Saturday, December 10, 2005
The Prizefighter
The rise and fall of a fighter has been played and replayed over the hundred or more years of organized boxing. As a fighter rises, we wait for his demise. That is why Mike Tyson is still a compelling figure in boxing. We want to see him succeed again, because we know that his fall will be all the more spectacular. It would be naïve to present the prizefighter as a glorious figure of success. Many are decrepit and pathetic human beings. However, it would be inaccurate to merely portray them as victims of an exploitive culture of violence and entertainment.
A PBS documentary on the first recognized "black" World Heavyweight Champion Jack Johnson demonstrated how he was a skillfully self-promoting and financially successful champion. Of course Jack Johnson, in spite of his savvy in and outside of the ring, eventually fell victim to his own proclivity for women, with a little help from trumped up charges of prostitution (violating the Mann Act). But what brought Jack Johnson down is precisely what makes him a compelling figure. The arrogant braggadocio, the confident and supremely talented showman who appears utterly invulnerable, attracts audiences and animates the spectacle. But people do not want heroes who are invulnerable, even Superman had to die.

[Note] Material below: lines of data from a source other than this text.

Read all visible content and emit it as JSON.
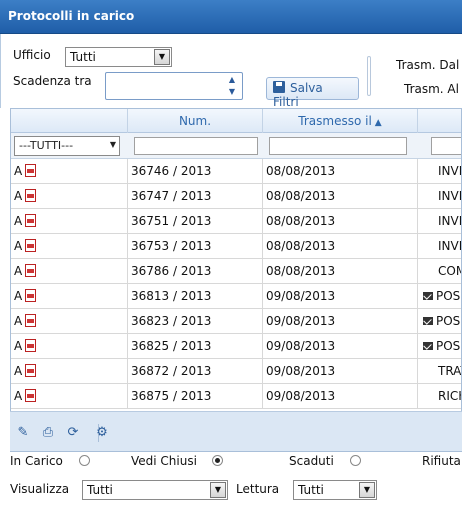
{
  "panel": {
    "title": "Protocolli in carico"
  },
  "filters": {
    "ufficio_label": "Ufficio",
    "ufficio_value": "Tutti",
    "scadenza_label": "Scadenza tra",
    "scadenza_value": "",
    "salva_filtri_label": "Salva Filtri",
    "trasm_dal_label": "Trasm. Dal",
    "trasm_al_label": "Trasm. Al"
  },
  "grid": {
    "columns": {
      "tipo": "",
      "num": "Num.",
      "trasmesso": "Trasmesso il",
      "oggetto": ""
    },
    "tipo_filter": "---TUTTI---",
    "rows": [
      {
        "tipo": "A",
        "num": "36746 / 2013",
        "trasmesso": "08/08/2013",
        "oggetto": "INVI",
        "mail": false
      },
      {
        "tipo": "A",
        "num": "36747 / 2013",
        "trasmesso": "08/08/2013",
        "oggetto": "INVI",
        "mail": false
      },
      {
        "tipo": "A",
        "num": "36751 / 2013",
        "trasmesso": "08/08/2013",
        "oggetto": "INVI",
        "mail": false
      },
      {
        "tipo": "A",
        "num": "36753 / 2013",
        "trasmesso": "08/08/2013",
        "oggetto": "INVI",
        "mail": false
      },
      {
        "tipo": "A",
        "num": "36786 / 2013",
        "trasmesso": "08/08/2013",
        "oggetto": "COM",
        "mail": false
      },
      {
        "tipo": "A",
        "num": "36813 / 2013",
        "trasmesso": "09/08/2013",
        "oggetto": "POS",
        "mail": true
      },
      {
        "tipo": "A",
        "num": "36823 / 2013",
        "trasmesso": "09/08/2013",
        "oggetto": "POS",
        "mail": true
      },
      {
        "tipo": "A",
        "num": "36825 / 2013",
        "trasmesso": "09/08/2013",
        "oggetto": "POS",
        "mail": true
      },
      {
        "tipo": "A",
        "num": "36872 / 2013",
        "trasmesso": "09/08/2013",
        "oggetto": "TRAT",
        "mail": false
      },
      {
        "tipo": "A",
        "num": "36875 / 2013",
        "trasmesso": "09/08/2013",
        "oggetto": "RICH",
        "mail": false
      }
    ]
  },
  "toolbar": {
    "icons": [
      "pencil-icon",
      "print-icon",
      "refresh-icon",
      "gear-icon"
    ]
  },
  "bottom": {
    "in_carico_label": "In Carico",
    "vedi_chiusi_label": "Vedi Chiusi",
    "scaduti_label": "Scaduti",
    "rifiutati_label": "Rifiuta",
    "visualizza_label": "Visualizza",
    "visualizza_value": "Tutti",
    "lettura_label": "Lettura",
    "lettura_value": "Tutti",
    "selected_radio": "vedi_chiusi"
  }
}
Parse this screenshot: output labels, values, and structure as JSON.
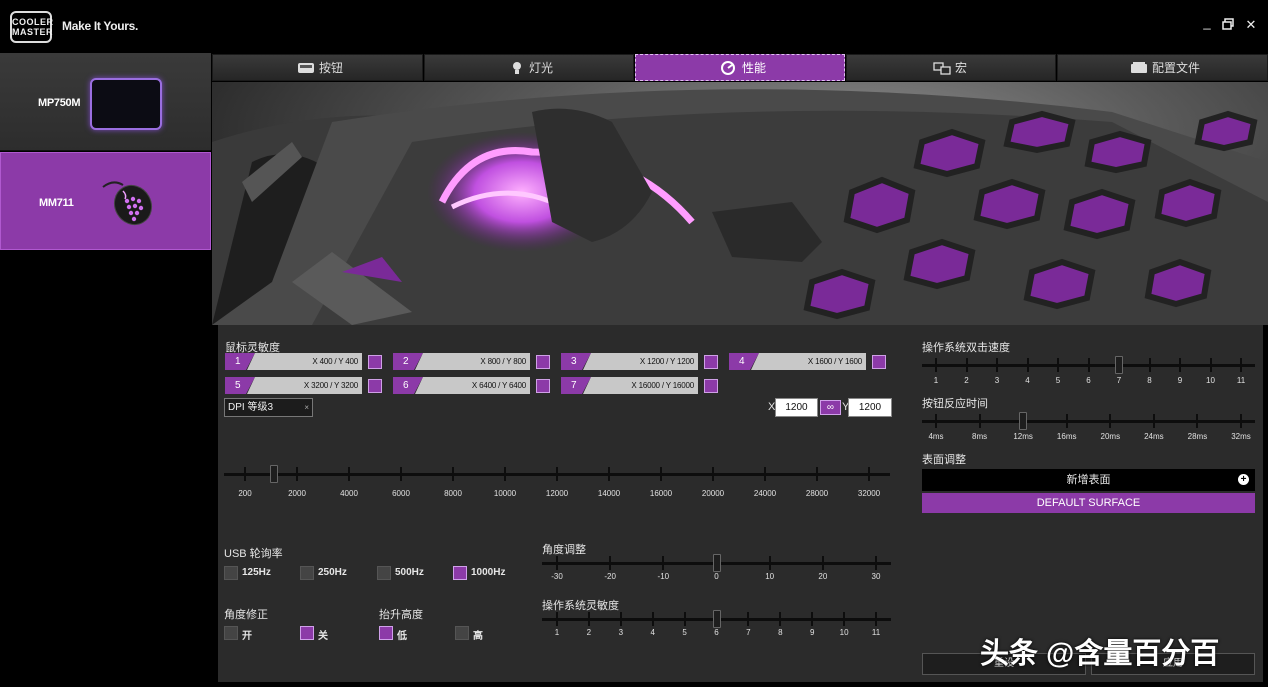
{
  "app": {
    "logo_text_1": "COOLER",
    "logo_text_2": "MASTER",
    "tagline": "Make It Yours.",
    "window": {
      "minimize": "_",
      "maximize": "▫",
      "close": "✕"
    }
  },
  "devices": [
    {
      "name": "MP750M",
      "selected": false
    },
    {
      "name": "MM711",
      "selected": true
    }
  ],
  "tabs": [
    {
      "label": "按钮",
      "icon": "button-icon",
      "active": false
    },
    {
      "label": "灯光",
      "icon": "lighting-icon",
      "active": false
    },
    {
      "label": "性能",
      "icon": "performance-icon",
      "active": true
    },
    {
      "label": "宏",
      "icon": "macro-icon",
      "active": false
    },
    {
      "label": "配置文件",
      "icon": "profile-icon",
      "active": false
    }
  ],
  "sensitivity": {
    "title": "鼠标灵敏度",
    "levels": [
      {
        "num": "1",
        "value": "X 400 / Y 400"
      },
      {
        "num": "2",
        "value": "X 800 / Y 800"
      },
      {
        "num": "3",
        "value": "X 1200 / Y 1200"
      },
      {
        "num": "4",
        "value": "X 1600 / Y 1600"
      },
      {
        "num": "5",
        "value": "X 3200 / Y 3200"
      },
      {
        "num": "6",
        "value": "X 6400 / Y 6400"
      },
      {
        "num": "7",
        "value": "X 16000 / Y 16000"
      }
    ],
    "dropdown": "DPI 等级3",
    "dropdown_clear": "×",
    "x_label": "X",
    "x_value": "1200",
    "y_label": "Y",
    "y_value": "1200",
    "link_icon": "∞",
    "slider_labels": [
      "200",
      "2000",
      "4000",
      "6000",
      "8000",
      "10000",
      "12000",
      "14000",
      "16000",
      "20000",
      "24000",
      "28000",
      "32000"
    ],
    "slider_value": 1200
  },
  "polling": {
    "title": "USB 轮询率",
    "options": [
      {
        "label": "125Hz",
        "checked": false
      },
      {
        "label": "250Hz",
        "checked": false
      },
      {
        "label": "500Hz",
        "checked": false
      },
      {
        "label": "1000Hz",
        "checked": true
      }
    ]
  },
  "angle_snap": {
    "title": "角度修正",
    "options": [
      {
        "label": "开",
        "checked": false
      },
      {
        "label": "关",
        "checked": true
      }
    ]
  },
  "lift_off": {
    "title": "抬升高度",
    "options": [
      {
        "label": "低",
        "checked": true
      },
      {
        "label": "高",
        "checked": false
      }
    ]
  },
  "angle_tune": {
    "title": "角度调整",
    "labels": [
      "-30",
      "-20",
      "-10",
      "0",
      "10",
      "20",
      "30"
    ],
    "value": 0
  },
  "os_sensitivity": {
    "title": "操作系统灵敏度",
    "labels": [
      "1",
      "2",
      "3",
      "4",
      "5",
      "6",
      "7",
      "8",
      "9",
      "10",
      "11"
    ],
    "value": 6
  },
  "double_click": {
    "title": "操作系统双击速度",
    "labels": [
      "1",
      "2",
      "3",
      "4",
      "5",
      "6",
      "7",
      "8",
      "9",
      "10",
      "11"
    ],
    "value": 7
  },
  "response": {
    "title": "按钮反应时间",
    "labels": [
      "4ms",
      "8ms",
      "12ms",
      "16ms",
      "20ms",
      "24ms",
      "28ms",
      "32ms"
    ],
    "value": 3
  },
  "surface": {
    "title": "表面调整",
    "add_label": "新增表面",
    "add_icon": "+",
    "default_label": "DEFAULT SURFACE"
  },
  "footer": {
    "reset": "重设",
    "apply": "应用",
    "watermark": "头条 @含量百分百"
  },
  "colors": {
    "accent": "#8c3aa8",
    "panel": "#2b2b2b"
  }
}
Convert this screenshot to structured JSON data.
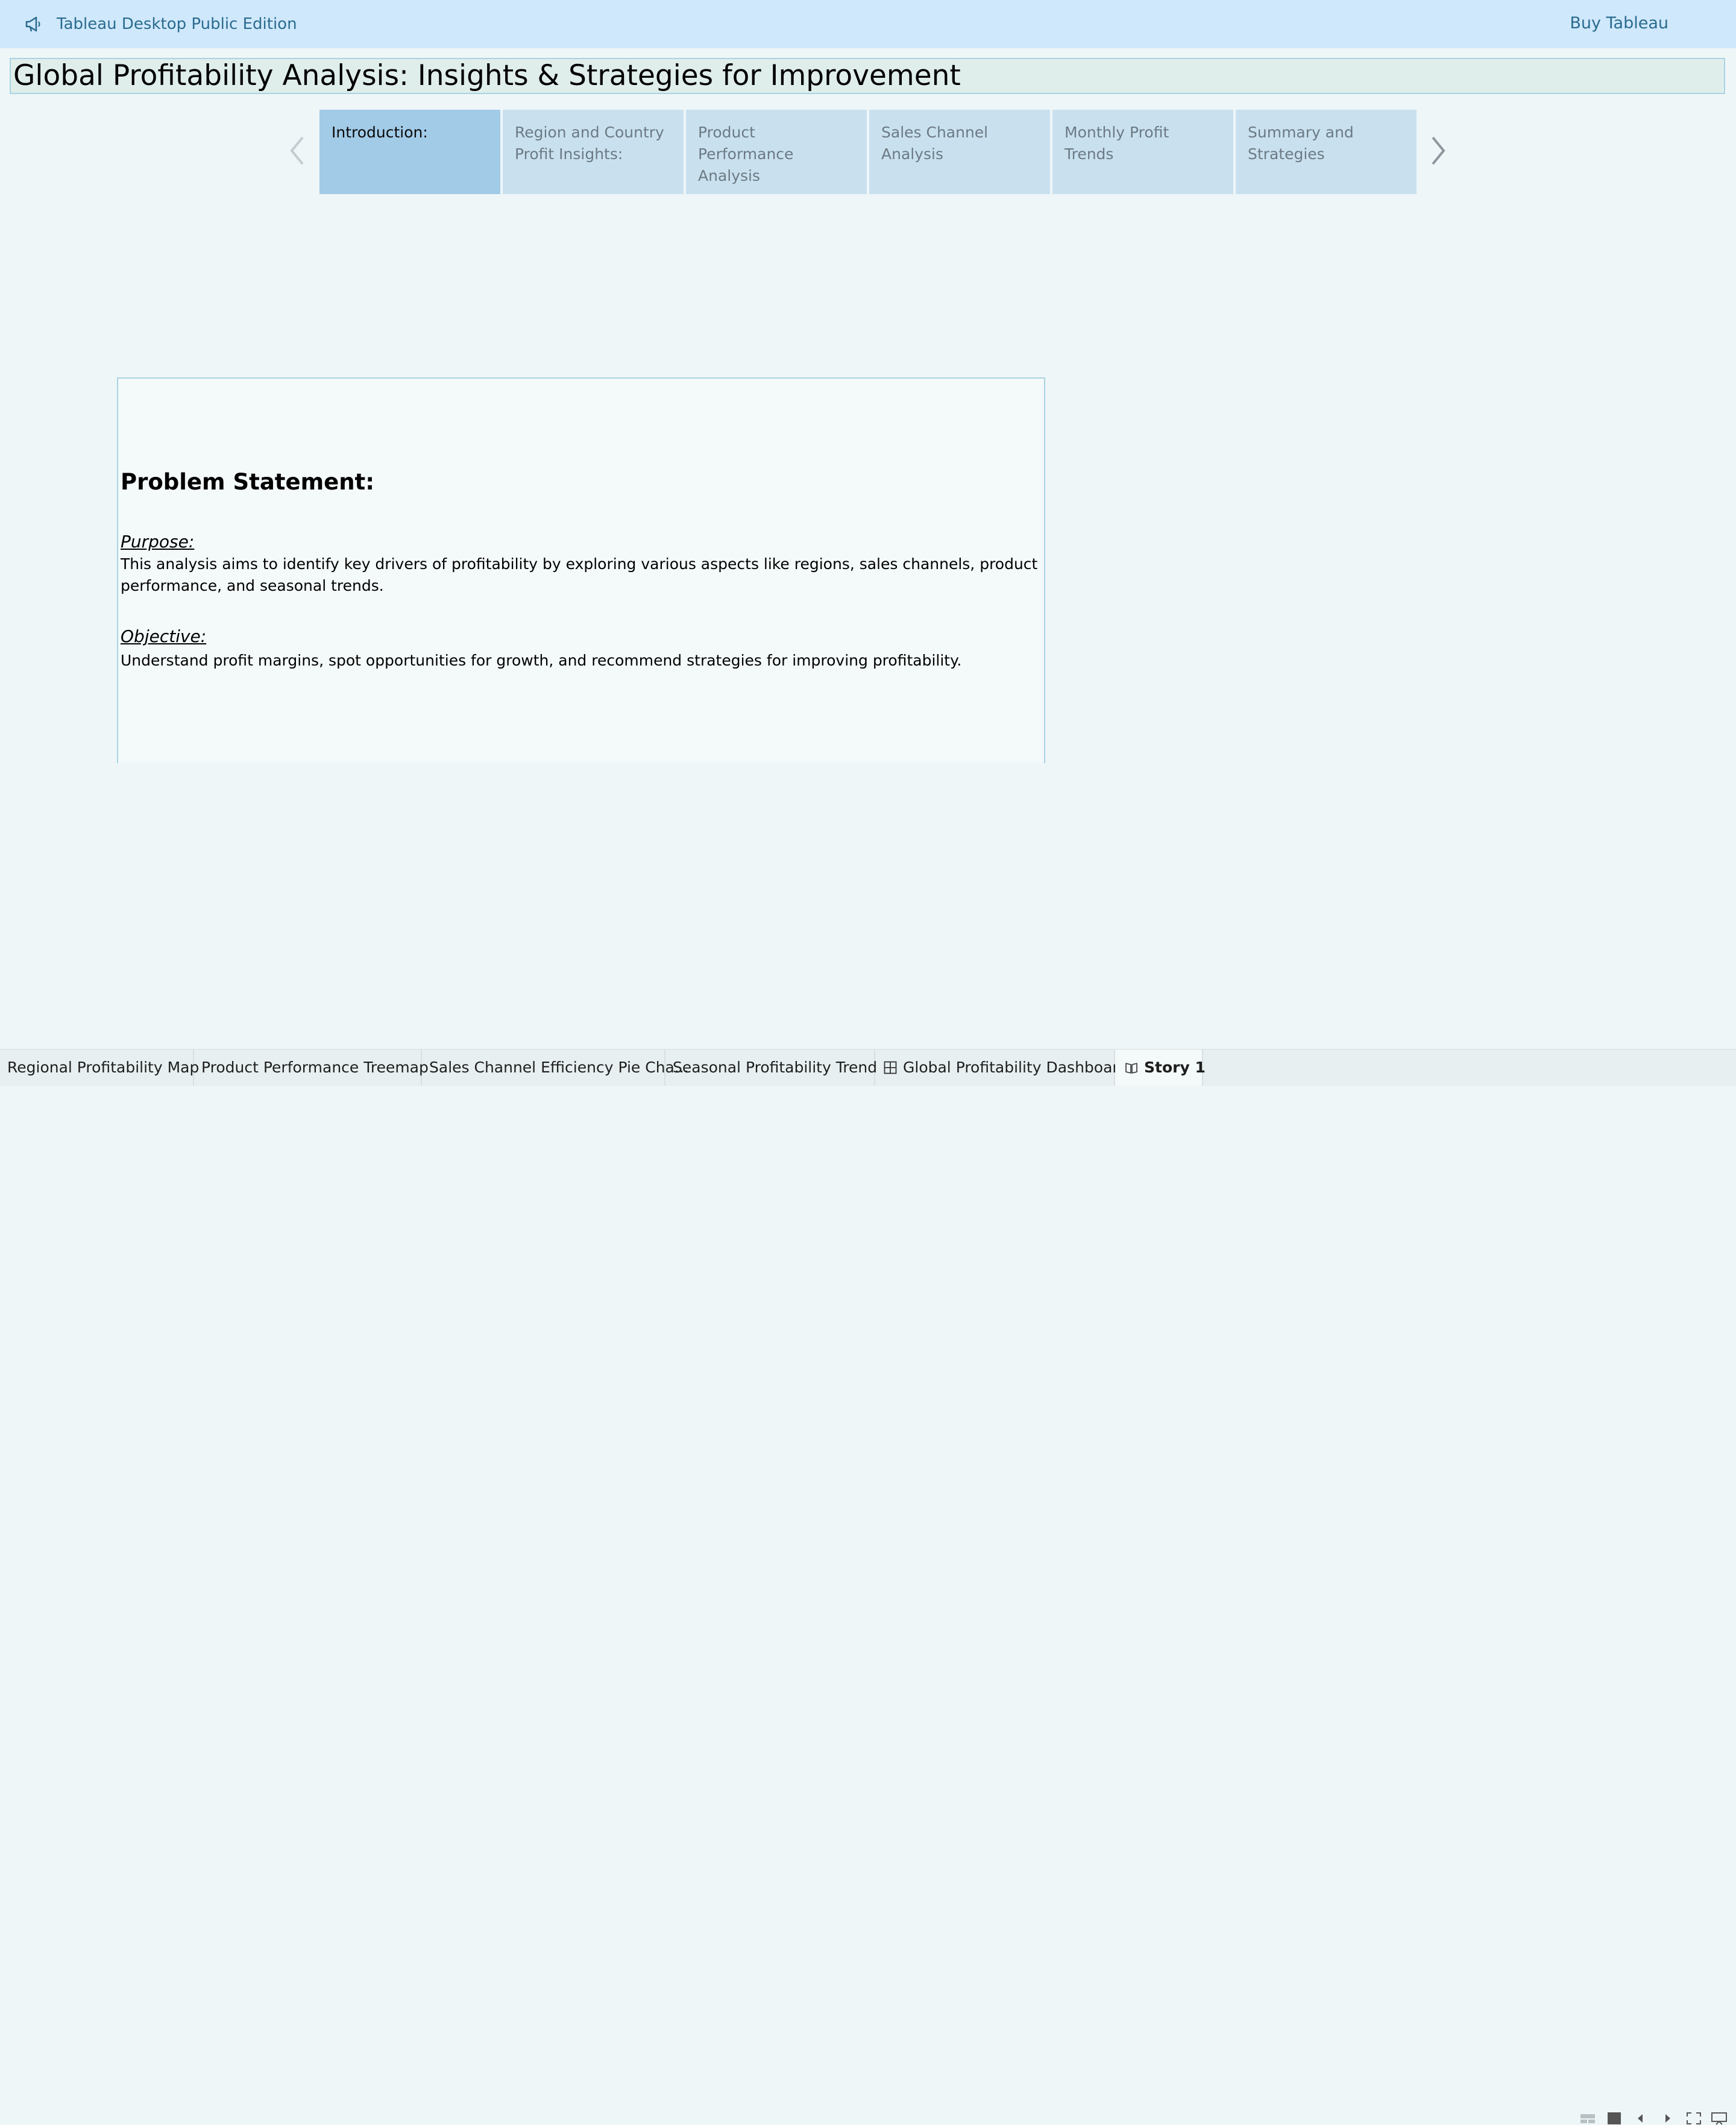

Jack Johnson was never a hero and never claimed to be. He told the world to fuck off when they questioned his relations with white women, because who would make him do otherwise? Jack Johnson was an intimidating human specimen, and when he told the world off, no one was going to change his mind.
But of course there is a Hobbesian quality to the downfall of a hulking champion. In the state of nature, Hobbes contends, even the most strongest and capable individual will succumb to the subversive activity of the weakest. Those who loathed the sight of a black champion schemed to depose Johnson. A man’s downfall is never exclusively the product of conspiratorial action; he himself plants the seeds of his demise. He relished the role of a promiscuous, virile, and dominant pugilist. In the end, he was not invulnerable. Jack Johnson, to paraphrase a modern wrestling promoter, screwed Jack Johnson; and that is why is he a legend.
To fall is to be human. To plummet from great heights makes a man legendary through infamy. The one who falls and falls hard, we eulogize. Johnson, Liston, La Motta, Foreman, Tyson, and the list goes on and on. Whether it was Foreman in Zaire 1974, Liston in Miami 1964, or Tyson in Tokyo 1990, they were all unstoppable beasts that were stopped. They all reinforce what Hobbes intimated, “nobody is naturally invulnerable”. Indeed, we find comfort in that and find even greater comfort in the spectacle that tears down the most intimidating figure. Modernity has a taste for scandal and failure-as-spectacle. It is bemusing in profoundly superficial ways.
Saturday, December 03, 2005
Where have you gone Winona?
So I’m staring at a Rolling Stone cover hanging on the wall. It has the following plastered over it: Hot 1991 – Winona Ryder / Who’s Hip, What’s Funny, And How To Stay Cool / The Famous Hot List. So what has changed since 1991? Well, Winona Ryder is a clichéd punch line for celebrity kleptomania. Who’s Hip? That tagline is no longer sexy enough for Rolling Stone. Circa 2005, Hip is Lame. This cover, a decade and a half later, would be more hardcore. How about Christina Aguilara nude with a guitar covering her naughty bits? Or Britney Spears doing a faux-Lolita spread? The Winona Ryder cover may have been scandalous in 1991 – her in a nightie flashing her bedroom eyes. But now, “sexiness” is to let the deep down hardcore slut bust out. The justification is that “Daddy don’t preach”, that personal freedom and expression means getting right in your fucking face. Sure, the body is the property of the self. But please don’t think that a magazine cover spread or constant commodification of one’s self-image somehow furthers the cause of women around the world. I'm not that naive.
The engine of colonialism is not fueled by military aggression. What drives colonialism is cultural propaganda. At the heart of any society is its cultural customs.
The west, from the time of Rome to that of Great Britain’s colonial empire, has understood the importance of exporting customs, in addition to hawking products and methods of governance. Culture is an integral part to the governance of a territory. To build or “construct” a system of meaning or a means to contentment, it assuages rebellious inclinations any indigenous peoples harbour in opposition to an external sovereign power. Power, hence, cannot be exercised merely upon the body politic, but in shaping the collective consciousness and, more importantly, particular wills of a people. Culture builds and sustains the illusion. That is not to say that the illusion is fearsomely evil. That is no always the case. But precisely because cultural propaganda, if executed shrewdly, can appear neither fearsome nor evil is how it has effectiveness at all.